Posts

Showing posts with the label music

Saluang

Image
Saluang is a wind instrument similar to a flute made of bamboo. This instrument is very popular in West Sumatra. Unlike an ordinary flute that has a reed or special part of one edge that can produce the sound, Saluang does not have this kind of part. It is merely a bamboo tube, about 3 cm in diameter and 90 cm long. The musicians produce the sound by blowing one edge from an angle so the wind from the musician's mouth will hit the other edge of the bamboo. There are several tone holes that produce tuning system similar to diatonic system. Darek means inland, so that Saluang Darek is Saluang that derives from inland area. This instrument is often used in Bagurau, one of the most popular performing arts that involves all people, the artists as well as the audience. Bagurau is merely song performance accompanied by the Saluang Darek that is called Dendang. The melody of the song and Saluang are tied precisely. One of the audience may ask the singer to describe or announce a certai...

Angklung

Image
Angklung is a normal low-pitched instrument done of bamboo. Angklung is a musical instrument made out of dual bamboo tubes trustworthy to a bamboo frame. The tubes have been forged so which they have a musical representation when struck. The dual tubes have been tuned to octaves. The bottom of a support is hold with a single palm whilst a alternative palm shakes a instrument fast from side to side. This causes a fast repeating note to sound. Thus any of 3 or some-more Angklung performers in an garb will fool around usually a single note as well as together finish melodies have been produced. Angklung is renouned via Southeast Asia, though originated from Indonesia (used as well as played by a Sundanese given a very old times). The Angklung got some-more general courtesy when Daeng Soetigna, from Bandung, West Java, stretched a Angklung notations not usually to fool around normal pélog or sléndro scales, though additionally diatonic scale in 1938. Since then, Angklung is mostly play...

Kolintang

Image
Kolintang music instrument originated from Minahasa, a place in North Sulawesi, an island in the east part of Indonesia.
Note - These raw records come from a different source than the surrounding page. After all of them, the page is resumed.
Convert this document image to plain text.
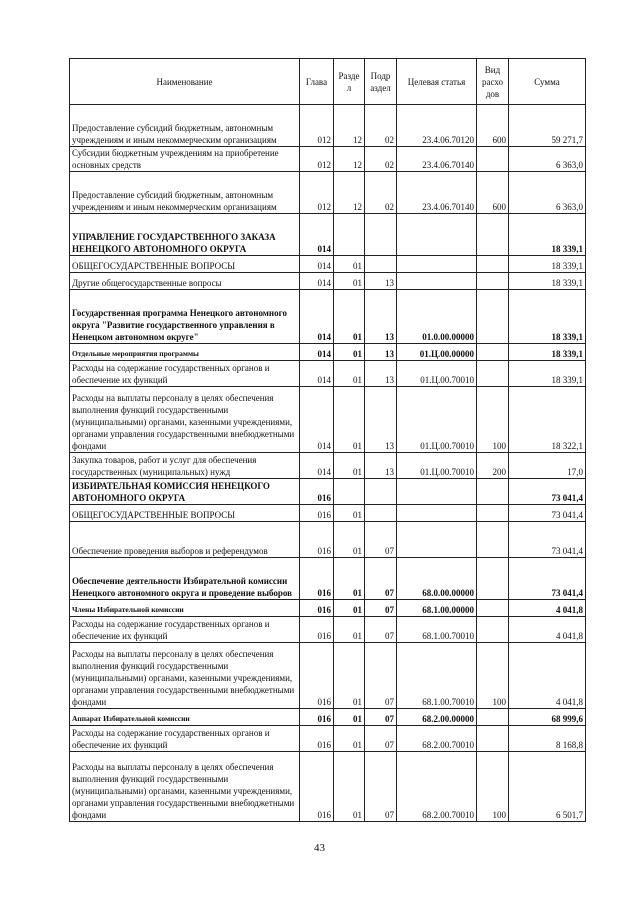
Наименование	Глава	Разде л	Подр аздел	Целевая статья	Вид расхо дов	Сумма
Предоставление субсидий бюджетным, автономным учреждениям и иным некоммерческим организациям	012	12	02	23.4.06.70120	600	59 271,7
Субсидии бюджетным учреждениям на приобретение основных средств	012	12	02	23.4.06.70140		6 363,0
Предоставление субсидий бюджетным, автономным учреждениям и иным некоммерческим организациям	012	12	02	23.4.06.70140	600	6 363,0
УПРАВЛЕНИЕ ГОСУДАРСТВЕННОГО ЗАКАЗА НЕНЕЦКОГО АВТОНОМНОГО ОКРУГА	014					18 339,1
ОБЩЕГОСУДАРСТВЕННЫЕ ВОПРОСЫ	014	01				18 339,1
Другие общегосударственные вопросы	014	01	13			18 339,1
Государственная программа Ненецкого автономного округа "Развитие государственного управления в Ненецком автономном округе"	014	01	13	01.0.00.00000		18 339,1
Отдельные мероприятия программы	014	01	13	01.Ц.00.00000		18 339,1
Расходы на содержание государственных органов и обеспечение их функций	014	01	13	01.Ц.00.70010		18 339,1
Расходы на выплаты персоналу в целях обеспечения выполнения функций государственными (муниципальными) органами, казенными учреждениями, органами управления государственными внебюджетными фондами	014	01	13	01.Ц.00.70010	100	18 322,1
Закупка товаров, работ и услуг для обеспечения государственных (муниципальных) нужд	014	01	13	01.Ц.00.70010	200	17,0
ИЗБИРАТЕЛЬНАЯ КОМИССИЯ НЕНЕЦКОГО АВТОНОМНОГО ОКРУГА	016					73 041,4
ОБЩЕГОСУДАРСТВЕННЫЕ ВОПРОСЫ	016	01				73 041,4
Обеспечение проведения выборов и референдумов	016	01	07			73 041,4
Обеспечение деятельности Избирательной комиссии Ненецкого автономного округа и проведение выборов	016	01	07	68.0.00.00000		73 041,4
Члены Избирательной комиссии	016	01	07	68.1.00.00000		4 041,8
Расходы на содержание государственных органов и обеспечение их функций	016	01	07	68.1.00.70010		4 041,8
Расходы на выплаты персоналу в целях обеспечения выполнения функций государственными (муниципальными) органами, казенными учреждениями, органами управления государственными внебюджетными фондами	016	01	07	68.1.00.70010	100	4 041,8
Аппарат Избирательной комиссии	016	01	07	68.2.00.00000		68 999,6
Расходы на содержание государственных органов и обеспечение их функций	016	01	07	68.2.00.70010		8 168,8
Расходы на выплаты персоналу в целях обеспечения выполнения функций государственными (муниципальными) органами, казенными учреждениями, органами управления государственными внебюджетными фондами	016	01	07	68.2.00.70010	100	6 501,7
43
It is made from light but solid local wood such as TELUR, BANDARAN, WENANG, KAKINIK whose fibre construction appears in parallel lines. It can produce a long sound which can reach high pitch note as well as low pitch note when struck. The name Kolintang came from the sound: TONG (low pitch note), TING (high pitch note) and TANG (moderate pitch note). In the local language, the invitation "Let us do some TONG TING TANG" is: "Mangemo kumolintang". That settled the name of the instrument: KOLINTANG. In its early days, Kolintang originally consisted of only a series of wooden bars placed side by side in a row on the legs of the players who would sit on the floor with both of their legs stretched out in front of them. Later on, the function of the legs was replaced either by two poles of banana trunk or by a rope which hung them up to a wooden p...

Gambang Kromong

Image
Gambang Kromong is the Chinese originated Indonesian music born in the suburbs of Jakarta. It is also one of Indonesia’s most vivid and off the wall musical styles. The music’s name comes from the instruments, the gambang (xylophone) and the kromong (gong) played together with various flutes, and rebab (violin). It has a decidely funky rythm but perhaps the most distinctive feature is the semirapped, hard vocal delivery of the men, while the women wail with their typical finesse. A wonderfully mixed-up music, gambang kromong combines Indonesian, Chinese, and sometimes Western instruments. These 1990 recordings focus on two repertoires: a body of old pieces, now rarely heard, that blend Chinese and Indonesian musical elements; and the most èpopular modern repertoire, which sounds like gamelan music crossed with small-group jazz of the 1920s and 1930s.